Однако прежде чем этим заняться, я должен был посетить Рейтенбаха и дать ему отчёт о визите к Хоффентоллеру. Хотя, Боже правый, немного было того, что я мог сказать ему без вреда для дела.
* * *
– О, господин Маддердин. – Увидев меня, он даже улыбнулся. – Как прошёл визит к моему дорогому будущему тестю?
– Коротко говоря? Безрезультатно, – ответил я.
– Вы рассказали о моих планах?
– Да, господин маркграф.
– И?
– Он казался удивлённым, – ответил я чистую правду.
– Что ж, для начала и это неплохо… Выпьете вина?
– Не откажусь.
Он разлил вино в массивные золотые кубки. Мой был украшен рубинами, его топазами. Оба, вероятно, стоили целое состояние.

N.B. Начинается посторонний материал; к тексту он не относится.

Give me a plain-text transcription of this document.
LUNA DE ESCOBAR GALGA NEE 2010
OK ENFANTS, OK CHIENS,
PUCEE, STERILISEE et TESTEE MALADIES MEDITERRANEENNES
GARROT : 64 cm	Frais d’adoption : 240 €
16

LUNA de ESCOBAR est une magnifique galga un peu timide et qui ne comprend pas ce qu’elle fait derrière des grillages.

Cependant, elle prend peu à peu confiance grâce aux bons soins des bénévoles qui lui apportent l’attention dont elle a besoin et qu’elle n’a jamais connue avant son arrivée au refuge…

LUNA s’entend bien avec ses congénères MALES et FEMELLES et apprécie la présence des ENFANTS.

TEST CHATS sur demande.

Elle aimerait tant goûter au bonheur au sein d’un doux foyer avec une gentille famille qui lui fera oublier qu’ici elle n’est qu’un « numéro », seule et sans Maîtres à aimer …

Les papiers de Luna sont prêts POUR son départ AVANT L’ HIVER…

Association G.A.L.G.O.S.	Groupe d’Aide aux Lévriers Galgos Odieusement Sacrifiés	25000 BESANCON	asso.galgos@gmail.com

– За любовь, – провозгласил он, поднимая кубок.
– За любовь к Господу, – согласился я.
– Я говорил о любви к женщине, – буркнул он.
– Я тоже говорю именно об этом. Вы что, не понимаете, что любовь к другому человеческому существу может быть основана только на бескрайней любви к Богу? Если вы не возлюбили Господа, то как вы сможете любить какое-то из существ, которых он сотворил своими руками?
Он отпил два глотка и испытующе посмотрел на меня.
– А вы? Любили когда-нибудь? До боли и отчаяния? На века?
– Конечно. Бога, слова Писания…
– Я говорю о женщине, – нетерпеливо прервал он меня.
– Мне не была дана эта благодать, – ответил я некоторое время спустя, – или, глядя с другой стороны, меня не постигло подобное проклятие.
Он долго смотрел на меня.
– Вы врёте, – произнёс он наконец. – И сами об этом знаете.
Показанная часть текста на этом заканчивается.